For an individual user directory, for example:
[user@login1 ~]$ df -h $HOME
Filesystem Size Used Avail Use% Mounted on
data190.nots.rice.edu:/range/home 50G 0 50G 0% /home
You can also use this command to check your group's RHF allocation capacity; e.g.
[user@login1 ~]$ df -h /rhf/allocations/crc
Filesystem Size Used Avail Use% Mounted on
data190.nots.rice.edu:/rhf/allocations 10T 4.9T 5.2T 49% /rhf/allocations
$SHARED_SCRATCH usage and quota
The clustered file system $SHARED_SCRATCH provides fast, high-bandwidth I/O for running jobs. Though not limited by quotas, $SHARED_SCRATCH is intended for in-flight data being used as input and output for running jobs, and may be periodically cleaned through voluntary and involuntary means as use and abuse dictate.

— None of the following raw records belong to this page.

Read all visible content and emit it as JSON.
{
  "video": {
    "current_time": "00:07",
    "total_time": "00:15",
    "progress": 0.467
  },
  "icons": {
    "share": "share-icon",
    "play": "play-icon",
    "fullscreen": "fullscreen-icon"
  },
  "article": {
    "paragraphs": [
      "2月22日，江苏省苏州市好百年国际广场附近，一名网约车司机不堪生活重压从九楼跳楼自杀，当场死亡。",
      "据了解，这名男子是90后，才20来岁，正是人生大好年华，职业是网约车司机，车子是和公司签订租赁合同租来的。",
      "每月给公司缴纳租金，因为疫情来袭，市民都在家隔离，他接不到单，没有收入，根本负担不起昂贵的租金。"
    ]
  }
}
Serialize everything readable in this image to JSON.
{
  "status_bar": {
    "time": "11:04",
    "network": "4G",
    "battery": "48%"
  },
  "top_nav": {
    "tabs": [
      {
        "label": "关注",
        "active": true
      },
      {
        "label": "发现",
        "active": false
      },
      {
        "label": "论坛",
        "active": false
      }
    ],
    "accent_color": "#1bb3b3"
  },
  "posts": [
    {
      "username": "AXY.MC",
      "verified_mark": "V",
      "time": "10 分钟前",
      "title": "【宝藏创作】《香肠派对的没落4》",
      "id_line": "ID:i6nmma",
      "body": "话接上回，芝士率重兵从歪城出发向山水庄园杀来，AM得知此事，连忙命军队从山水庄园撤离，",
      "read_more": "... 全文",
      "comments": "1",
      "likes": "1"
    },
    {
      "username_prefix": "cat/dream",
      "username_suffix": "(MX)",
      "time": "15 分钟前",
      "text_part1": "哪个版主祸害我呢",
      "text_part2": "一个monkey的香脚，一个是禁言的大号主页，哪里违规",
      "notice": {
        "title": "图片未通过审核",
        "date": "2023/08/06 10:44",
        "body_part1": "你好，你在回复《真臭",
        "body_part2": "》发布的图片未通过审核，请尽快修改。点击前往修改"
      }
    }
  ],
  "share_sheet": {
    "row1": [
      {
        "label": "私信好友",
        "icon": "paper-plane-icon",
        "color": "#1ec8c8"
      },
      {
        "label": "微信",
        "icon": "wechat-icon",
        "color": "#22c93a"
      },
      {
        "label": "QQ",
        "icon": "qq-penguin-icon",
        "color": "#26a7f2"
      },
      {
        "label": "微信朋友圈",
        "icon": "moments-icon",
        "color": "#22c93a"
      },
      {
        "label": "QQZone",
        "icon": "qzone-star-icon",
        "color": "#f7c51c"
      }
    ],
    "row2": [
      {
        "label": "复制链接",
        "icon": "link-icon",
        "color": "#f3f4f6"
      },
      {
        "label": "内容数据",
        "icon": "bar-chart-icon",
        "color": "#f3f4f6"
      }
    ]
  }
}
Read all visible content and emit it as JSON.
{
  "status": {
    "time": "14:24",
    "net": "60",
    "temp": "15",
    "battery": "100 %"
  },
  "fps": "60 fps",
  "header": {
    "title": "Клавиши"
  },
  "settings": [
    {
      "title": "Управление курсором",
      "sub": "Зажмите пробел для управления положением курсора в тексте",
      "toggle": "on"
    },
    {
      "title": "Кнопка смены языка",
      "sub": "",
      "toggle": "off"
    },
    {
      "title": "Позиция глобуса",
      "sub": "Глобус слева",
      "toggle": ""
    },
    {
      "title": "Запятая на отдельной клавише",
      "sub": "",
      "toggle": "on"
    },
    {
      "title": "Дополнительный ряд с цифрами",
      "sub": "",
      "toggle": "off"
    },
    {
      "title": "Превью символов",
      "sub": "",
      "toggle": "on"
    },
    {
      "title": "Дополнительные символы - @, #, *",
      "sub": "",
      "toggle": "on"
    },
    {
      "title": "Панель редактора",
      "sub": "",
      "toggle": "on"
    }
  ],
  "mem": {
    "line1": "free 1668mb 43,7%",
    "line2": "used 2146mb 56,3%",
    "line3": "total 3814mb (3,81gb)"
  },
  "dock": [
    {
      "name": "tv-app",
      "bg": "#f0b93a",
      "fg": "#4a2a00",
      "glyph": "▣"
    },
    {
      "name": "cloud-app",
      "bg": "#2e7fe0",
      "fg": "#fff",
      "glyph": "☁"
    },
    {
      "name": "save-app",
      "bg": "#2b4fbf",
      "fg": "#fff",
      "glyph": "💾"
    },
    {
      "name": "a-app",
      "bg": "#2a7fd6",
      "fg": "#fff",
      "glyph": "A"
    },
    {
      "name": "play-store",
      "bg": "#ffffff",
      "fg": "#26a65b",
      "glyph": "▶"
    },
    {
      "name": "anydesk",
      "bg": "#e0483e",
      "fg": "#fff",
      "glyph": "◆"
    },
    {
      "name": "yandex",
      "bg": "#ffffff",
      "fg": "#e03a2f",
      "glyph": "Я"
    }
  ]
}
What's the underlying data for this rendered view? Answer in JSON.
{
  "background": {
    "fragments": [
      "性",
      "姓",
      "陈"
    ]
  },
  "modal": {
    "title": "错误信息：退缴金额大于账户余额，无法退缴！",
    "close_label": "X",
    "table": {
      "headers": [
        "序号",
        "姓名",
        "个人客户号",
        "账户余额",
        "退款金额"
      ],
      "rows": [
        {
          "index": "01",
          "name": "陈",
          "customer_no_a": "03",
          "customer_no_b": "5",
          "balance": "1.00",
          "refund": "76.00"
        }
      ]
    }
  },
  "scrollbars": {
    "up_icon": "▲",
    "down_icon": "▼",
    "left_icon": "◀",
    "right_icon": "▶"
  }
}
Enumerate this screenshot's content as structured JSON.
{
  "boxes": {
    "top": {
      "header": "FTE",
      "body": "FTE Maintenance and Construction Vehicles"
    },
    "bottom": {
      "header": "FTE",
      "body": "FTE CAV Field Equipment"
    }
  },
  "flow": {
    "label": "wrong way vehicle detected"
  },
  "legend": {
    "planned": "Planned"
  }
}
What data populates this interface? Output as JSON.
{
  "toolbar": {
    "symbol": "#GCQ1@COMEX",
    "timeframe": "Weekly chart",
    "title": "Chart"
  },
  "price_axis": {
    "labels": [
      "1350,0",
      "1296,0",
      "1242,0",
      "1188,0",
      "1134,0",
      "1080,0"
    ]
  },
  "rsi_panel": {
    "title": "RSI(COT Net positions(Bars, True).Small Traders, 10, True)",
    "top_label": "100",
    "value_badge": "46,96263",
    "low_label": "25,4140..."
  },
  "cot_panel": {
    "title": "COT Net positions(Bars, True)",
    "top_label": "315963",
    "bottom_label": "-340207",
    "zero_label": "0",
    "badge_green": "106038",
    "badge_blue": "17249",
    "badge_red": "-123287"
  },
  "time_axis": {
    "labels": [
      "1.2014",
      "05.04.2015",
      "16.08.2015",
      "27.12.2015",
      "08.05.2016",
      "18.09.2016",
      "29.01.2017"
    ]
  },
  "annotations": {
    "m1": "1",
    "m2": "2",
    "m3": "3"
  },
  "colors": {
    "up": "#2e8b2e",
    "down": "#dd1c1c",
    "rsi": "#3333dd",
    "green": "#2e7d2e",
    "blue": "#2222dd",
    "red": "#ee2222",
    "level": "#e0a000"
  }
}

$SHARED_SCRATCH is not permanent storage
$SHARED_SCRATCH is to be used only for job I/O. Delete everything you do not need for another run at the end of the job or move to $WORK for analysis. Staff may periodically delete files from the $SHARED_SCRATCH file system even if files are less than 14 days old. A full file system inhibits use of the system for everyone. Using programs or scripts to actively circumvent the file purge policy will not be tolerated.
Volatility of $SHARED_SCRATCH
The $SHARED_SCRATCH filesystem is designed for speed rather than data integrity and therefore may be subject to catastrophic data loss! It is designed for input and output files of running jobs, not persistent storage of data and software.
Don't move, but copy files to $SHARED_SCRATCH
When dealing with $SHARED_SCRATCH always copy your data in. A "cp" will update the access time on files whereas a move "mv" will preserve the access time. This is important as our periodic cleaning mechanism may purge files where the access time is maintained via the "mv" command.
Avoid I/O over NFS
$HOME should not be used for job I/O because file operations (reading and writing) are slower there than on $SHARED_SCRATCH, and will cause your jobs to take longer to run, resulting in a waste of computing resources. $HOME is also relatively small and will fill up quickly for jobs that produce any significant amount of data.
RHF allocations are visible to the compute nodes on RANGE, however it is generally more efficient to use $SHARED_SCRATCH for job I/O rather than using RHF. RHF allocations are ideal for staging data into, and out of, the $SHARED_SCRATCH filesystem.
Use Variables Everywhere!
The physical paths for the above file systems are subject to change. You should always access the filesystems using environment variables, especially in job scripts.